Marble plays the recording for her mother. She waits until her mother has finished shedding tears. Later, they will share it with Marble’s father. They will let him listen to the voice of this woman who sounds so much like his own daughter. They will let him hear the part where Eleanor Bennett says what a beautiful, accomplished woman Baby Mathilda has turned out to be and that it is all to their credit.
They will let Marble’s father read the letter where Eleanor says she is forever grateful to him and his wife for giving her baby a safe and loving home and, if they have felt for Marble even a fraction of what she felt the first time she nursed her baby, then she knows that they must love her more than anything in the world, they must love her more than life itself.
Reunion
A cool vapor rises from the aluminum foil as Benny pulls the black cake out of the freezer. This is what Eleanor Bennett wanted, all three of her children together. Marble has come back. It took her a full month since her last message to get in touch but here they are again, in the kitchen where Benny used to spend entire days baking with her mother, at the table where Benny and Byron ate most of their meals growing up. In the house where their mother nursed a yearning for her firstborn daughter who was lost but who finally has been found.

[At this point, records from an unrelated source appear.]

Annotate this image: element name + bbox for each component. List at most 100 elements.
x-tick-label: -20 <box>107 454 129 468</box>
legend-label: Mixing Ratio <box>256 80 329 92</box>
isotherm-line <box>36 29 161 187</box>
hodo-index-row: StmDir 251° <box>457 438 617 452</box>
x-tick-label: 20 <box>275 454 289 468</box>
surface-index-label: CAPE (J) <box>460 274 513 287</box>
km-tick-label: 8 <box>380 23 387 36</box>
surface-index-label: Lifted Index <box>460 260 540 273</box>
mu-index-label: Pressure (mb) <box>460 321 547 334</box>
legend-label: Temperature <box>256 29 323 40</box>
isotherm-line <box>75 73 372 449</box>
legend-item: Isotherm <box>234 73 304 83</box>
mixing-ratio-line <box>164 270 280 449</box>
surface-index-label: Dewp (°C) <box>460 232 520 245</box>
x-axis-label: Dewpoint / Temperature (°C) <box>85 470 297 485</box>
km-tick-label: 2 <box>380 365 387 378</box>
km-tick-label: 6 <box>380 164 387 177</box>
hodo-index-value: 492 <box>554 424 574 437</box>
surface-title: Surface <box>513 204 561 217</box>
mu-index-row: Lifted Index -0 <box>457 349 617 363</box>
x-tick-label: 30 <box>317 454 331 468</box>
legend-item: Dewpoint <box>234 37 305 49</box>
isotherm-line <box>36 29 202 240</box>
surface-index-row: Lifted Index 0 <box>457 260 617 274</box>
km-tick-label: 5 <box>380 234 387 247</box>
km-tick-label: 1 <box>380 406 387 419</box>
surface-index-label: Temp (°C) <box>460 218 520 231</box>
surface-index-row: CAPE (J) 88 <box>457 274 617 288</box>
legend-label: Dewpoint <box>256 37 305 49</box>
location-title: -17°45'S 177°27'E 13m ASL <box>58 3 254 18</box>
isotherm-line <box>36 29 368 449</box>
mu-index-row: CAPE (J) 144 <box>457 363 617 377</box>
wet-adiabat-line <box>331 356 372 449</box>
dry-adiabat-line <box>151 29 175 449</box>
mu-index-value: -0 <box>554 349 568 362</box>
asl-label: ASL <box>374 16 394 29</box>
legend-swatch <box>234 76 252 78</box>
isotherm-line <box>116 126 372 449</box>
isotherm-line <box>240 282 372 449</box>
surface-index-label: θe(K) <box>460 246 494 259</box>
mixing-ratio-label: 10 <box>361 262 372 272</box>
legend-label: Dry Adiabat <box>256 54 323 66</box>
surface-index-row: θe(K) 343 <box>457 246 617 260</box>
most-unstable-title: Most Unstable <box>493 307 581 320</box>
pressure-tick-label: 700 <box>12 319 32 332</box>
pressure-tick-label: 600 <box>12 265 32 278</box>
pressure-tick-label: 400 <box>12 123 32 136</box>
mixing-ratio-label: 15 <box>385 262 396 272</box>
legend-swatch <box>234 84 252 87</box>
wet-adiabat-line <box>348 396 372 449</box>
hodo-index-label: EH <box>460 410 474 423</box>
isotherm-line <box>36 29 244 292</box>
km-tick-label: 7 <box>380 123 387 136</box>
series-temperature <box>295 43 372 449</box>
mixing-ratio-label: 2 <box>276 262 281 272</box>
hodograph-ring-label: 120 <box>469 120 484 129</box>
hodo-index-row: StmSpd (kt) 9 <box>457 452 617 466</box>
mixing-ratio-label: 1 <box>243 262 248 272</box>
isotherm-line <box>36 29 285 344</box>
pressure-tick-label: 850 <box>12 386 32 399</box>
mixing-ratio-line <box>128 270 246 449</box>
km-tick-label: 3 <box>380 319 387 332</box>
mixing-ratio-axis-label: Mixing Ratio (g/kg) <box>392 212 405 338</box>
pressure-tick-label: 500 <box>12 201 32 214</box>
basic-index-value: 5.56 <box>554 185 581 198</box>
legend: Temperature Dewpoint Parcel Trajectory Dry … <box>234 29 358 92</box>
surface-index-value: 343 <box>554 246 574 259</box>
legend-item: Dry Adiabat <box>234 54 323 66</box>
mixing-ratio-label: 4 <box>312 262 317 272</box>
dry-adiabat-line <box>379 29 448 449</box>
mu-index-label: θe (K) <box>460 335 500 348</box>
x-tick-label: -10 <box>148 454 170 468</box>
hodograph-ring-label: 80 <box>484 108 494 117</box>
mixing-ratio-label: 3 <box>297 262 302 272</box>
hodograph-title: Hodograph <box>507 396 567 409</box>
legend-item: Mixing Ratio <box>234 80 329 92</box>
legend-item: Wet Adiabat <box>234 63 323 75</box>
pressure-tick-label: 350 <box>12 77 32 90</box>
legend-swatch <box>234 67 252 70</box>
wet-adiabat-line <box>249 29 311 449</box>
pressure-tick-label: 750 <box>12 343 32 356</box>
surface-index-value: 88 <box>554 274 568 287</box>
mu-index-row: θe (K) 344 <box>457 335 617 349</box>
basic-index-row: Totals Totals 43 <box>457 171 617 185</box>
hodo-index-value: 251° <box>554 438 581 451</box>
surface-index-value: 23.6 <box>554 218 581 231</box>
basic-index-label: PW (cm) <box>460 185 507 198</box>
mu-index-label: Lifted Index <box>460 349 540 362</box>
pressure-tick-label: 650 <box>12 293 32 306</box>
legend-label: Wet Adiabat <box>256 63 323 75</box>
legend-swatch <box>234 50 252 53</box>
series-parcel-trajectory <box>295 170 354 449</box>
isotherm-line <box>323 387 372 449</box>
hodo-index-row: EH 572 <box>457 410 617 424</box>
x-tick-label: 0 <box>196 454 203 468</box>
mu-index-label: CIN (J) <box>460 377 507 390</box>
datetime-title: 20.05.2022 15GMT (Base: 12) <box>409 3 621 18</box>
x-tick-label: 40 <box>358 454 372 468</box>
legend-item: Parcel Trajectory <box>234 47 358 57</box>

Byron and Benny take some solace in knowing that their mother didn’t die before learning where her eldest daughter was and who she had become. Their mother left this world believing that one day all three of her children would be here in this room together to fulfill her dying request. When Marble ran back to England after hearing their mother’s private message for her, Byron thought they might never see her again, but Benny never doubted that they would. Nor did Mr. Mitch, who continued to make arrangements according to their mother’s wishes. There are trips to be made, he tells them, people their mother wanted them to see.